This is the consequence of taking on a 25km, 16 km bridge walk – the Thames Bridges Trek. This isn’t the day itself (which was sunny and to be honest a little too warm). This is today. 3 days later, in the pouring rain, round the corner from home.
I signed up for a 25km walk over 18 months ago but for obvious reasons it got delayed and moved and altered. During lockdown I walked every morning in the peace and quiet. Virtual challenges ( 100km per month etc) kept me going mentally and physically. When my younger son returned to primary school I walked with him and then carried on. But I’ll be honest, over the summer, my motivation to walk nose-dived. Two weeks ago I really REALLY didn’t want to do the event. I didn’t want to walk and I definitely didn’t want to do trains into London. I thought I would do it because I had promised a friend and had done all the training, and then I’d be done.

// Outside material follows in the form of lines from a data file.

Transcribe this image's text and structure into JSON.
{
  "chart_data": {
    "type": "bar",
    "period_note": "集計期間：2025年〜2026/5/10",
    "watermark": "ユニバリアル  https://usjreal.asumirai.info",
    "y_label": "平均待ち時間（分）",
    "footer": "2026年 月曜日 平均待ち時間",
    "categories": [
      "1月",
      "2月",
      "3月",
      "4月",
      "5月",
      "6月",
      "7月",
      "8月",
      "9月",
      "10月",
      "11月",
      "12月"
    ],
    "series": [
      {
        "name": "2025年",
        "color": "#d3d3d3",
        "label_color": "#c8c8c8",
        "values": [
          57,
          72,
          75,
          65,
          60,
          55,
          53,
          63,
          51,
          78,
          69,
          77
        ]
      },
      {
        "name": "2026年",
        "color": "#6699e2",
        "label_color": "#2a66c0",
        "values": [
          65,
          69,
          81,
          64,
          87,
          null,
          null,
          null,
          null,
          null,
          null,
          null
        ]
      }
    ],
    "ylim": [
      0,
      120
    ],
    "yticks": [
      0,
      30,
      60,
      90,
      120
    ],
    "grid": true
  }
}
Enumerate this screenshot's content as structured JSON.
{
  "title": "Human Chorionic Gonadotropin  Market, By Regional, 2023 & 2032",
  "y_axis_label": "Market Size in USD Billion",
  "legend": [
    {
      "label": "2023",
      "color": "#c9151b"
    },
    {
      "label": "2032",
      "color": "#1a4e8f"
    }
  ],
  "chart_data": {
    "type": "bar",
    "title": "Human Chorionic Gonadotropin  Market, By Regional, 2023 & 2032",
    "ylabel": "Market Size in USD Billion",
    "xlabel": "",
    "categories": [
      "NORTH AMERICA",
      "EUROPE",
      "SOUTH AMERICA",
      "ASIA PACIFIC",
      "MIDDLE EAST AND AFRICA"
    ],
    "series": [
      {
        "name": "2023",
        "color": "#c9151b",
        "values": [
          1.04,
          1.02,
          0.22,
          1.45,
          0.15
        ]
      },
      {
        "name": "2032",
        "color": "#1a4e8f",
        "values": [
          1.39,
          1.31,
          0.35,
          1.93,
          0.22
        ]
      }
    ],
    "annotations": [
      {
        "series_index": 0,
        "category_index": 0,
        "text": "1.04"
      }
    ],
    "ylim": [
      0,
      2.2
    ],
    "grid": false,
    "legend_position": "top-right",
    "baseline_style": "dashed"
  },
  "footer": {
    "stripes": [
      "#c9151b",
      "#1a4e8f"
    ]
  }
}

But a weird thing happened. The event itself was hard (especially 19-23 km which was hot, seemingly endless concrete and crowds). My feet hurt. On Sunday I didn’t do much, though I didn’t get any other after effects. Yesterday I didn’t walk – busy working, but during the day I was aware that my legs and my brain were itching to be out again. So today, DESPITE having achieved the goal I was working towards, I set off for a quick stroll round the block in the pouring rain.

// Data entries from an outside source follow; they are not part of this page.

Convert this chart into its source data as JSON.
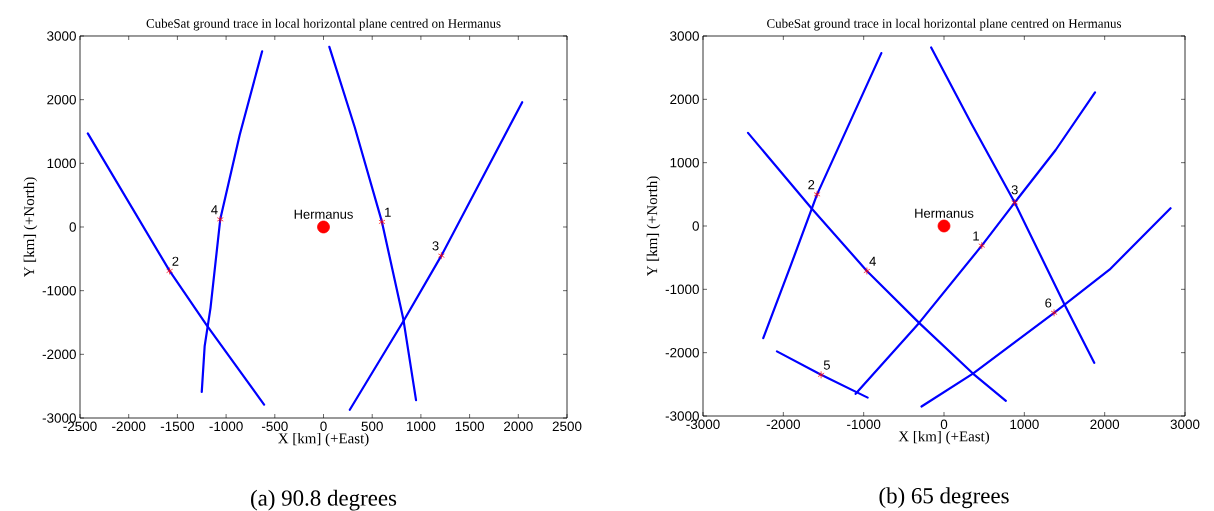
{
  "chart_data": [
    {
      "type": "line",
      "title": "CubeSat ground trace in local horizontal plane centred on Hermanus",
      "xlabel": "X [km] (+East)",
      "ylabel": "Y [km] (+North)",
      "xlim": [
        -2500,
        2500
      ],
      "ylim": [
        -3000,
        3000
      ],
      "xticks": [
        -2500,
        -2000,
        -1500,
        -1000,
        -500,
        0,
        500,
        1000,
        1500,
        2000,
        2500
      ],
      "yticks": [
        -3000,
        -2000,
        -1000,
        0,
        1000,
        2000,
        3000
      ],
      "series": [
        {
          "color": "#0000ff",
          "x": [
            -2420,
            -1580,
            -1200,
            -610
          ],
          "values": [
            1470,
            -690,
            -1540,
            -2790
          ]
        },
        {
          "color": "#0000ff",
          "x": [
            -630,
            -860,
            -1060,
            -1160,
            -1220,
            -1250
          ],
          "values": [
            2760,
            1450,
            120,
            -1270,
            -1870,
            -2590
          ]
        },
        {
          "color": "#0000ff",
          "x": [
            60,
            320,
            600,
            820,
            950
          ],
          "values": [
            2830,
            1570,
            80,
            -1450,
            -2720
          ]
        },
        {
          "color": "#0000ff",
          "x": [
            2040,
            1210,
            820,
            270
          ],
          "values": [
            1960,
            -450,
            -1480,
            -2870
          ]
        },
        {
          "type": "scatter",
          "marker": "cross",
          "color": "#ff0000",
          "x": [
            600,
            -1580,
            1210,
            -1060
          ],
          "values": [
            80,
            -690,
            -450,
            120
          ]
        },
        {
          "type": "scatter",
          "marker": "circle",
          "color": "#ff0000",
          "x": [
            0
          ],
          "values": [
            0
          ]
        }
      ],
      "annotations": [
        {
          "text": "1",
          "x": 600,
          "y": 80
        },
        {
          "text": "2",
          "x": -1580,
          "y": -690
        },
        {
          "text": "3",
          "x": 1210,
          "y": -450
        },
        {
          "text": "4",
          "x": -1060,
          "y": 120
        },
        {
          "text": "Hermanus",
          "x": 0,
          "y": 0
        },
        "(a) 90.8 degrees"
      ]
    },
    {
      "type": "line",
      "title": "CubeSat ground trace in local horizontal plane centred on Hermanus",
      "xlabel": "X [km] (+East)",
      "ylabel": "Y [km] (+North)",
      "xlim": [
        -3000,
        3000
      ],
      "ylim": [
        -3000,
        3000
      ],
      "xticks": [
        -3000,
        -2000,
        -1000,
        0,
        1000,
        2000,
        3000
      ],
      "yticks": [
        -3000,
        -2000,
        -1000,
        0,
        1000,
        2000,
        3000
      ],
      "series": [
        {
          "color": "#0000ff",
          "x": [
            -2440,
            -1650,
            -960,
            -310,
            360,
            770
          ],
          "values": [
            1470,
            280,
            -710,
            -1530,
            -2330,
            -2760
          ]
        },
        {
          "color": "#0000ff",
          "x": [
            -2250,
            -1910,
            -1580,
            -780
          ],
          "values": [
            -1770,
            -630,
            500,
            2730
          ]
        },
        {
          "color": "#0000ff",
          "x": [
            -160,
            340,
            880,
            1500,
            1870
          ],
          "values": [
            2820,
            1620,
            370,
            -1240,
            -2160
          ]
        },
        {
          "color": "#0000ff",
          "x": [
            -1100,
            -310,
            470,
            880,
            1390,
            1880
          ],
          "values": [
            -2650,
            -1530,
            -310,
            370,
            1200,
            2110
          ]
        },
        {
          "color": "#0000ff",
          "x": [
            -2080,
            -1530,
            -950
          ],
          "values": [
            -1980,
            -2350,
            -2710
          ]
        },
        {
          "color": "#0000ff",
          "x": [
            -280,
            360,
            1370,
            2060,
            2820
          ],
          "values": [
            -2850,
            -2330,
            -1370,
            -690,
            280
          ]
        },
        {
          "type": "scatter",
          "marker": "cross",
          "color": "#ff0000",
          "x": [
            470,
            -1580,
            880,
            -960,
            -1530,
            1370
          ],
          "values": [
            -310,
            500,
            370,
            -710,
            -2350,
            -1370
          ]
        },
        {
          "type": "scatter",
          "marker": "circle",
          "color": "#ff0000",
          "x": [
            0
          ],
          "values": [
            0
          ]
        }
      ],
      "annotations": [
        {
          "text": "1",
          "x": 470,
          "y": -310
        },
        {
          "text": "2",
          "x": -1580,
          "y": 500
        },
        {
          "text": "3",
          "x": 880,
          "y": 370
        },
        {
          "text": "4",
          "x": -960,
          "y": -710
        },
        {
          "text": "5",
          "x": -1530,
          "y": -2350
        },
        {
          "text": "6",
          "x": 1370,
          "y": -1370
        },
        {
          "text": "Hermanus",
          "x": 0,
          "y": 0
        },
        "(b) 65 degrees"
      ]
    }
  ]
}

I guess I’m writing this as a reflection that goals, motivation and actions don’t always link and follow in the way you expect. My motivation really dropped as my goal became closer and has picked up again afterwards, even though I haven’t yet got another similar goal in mind. I suspect this isn’t news to some people – it’s why the UltraChallenge company who run the events immediately email us with discounts for signing up for next year! But, if your motivation has gone missing as you approach your goal, it might be the time when you just have to say “I’ve come this far now so I’m going to see it through whatever” and then use the motivation bounce after you reach the goal to set the next one.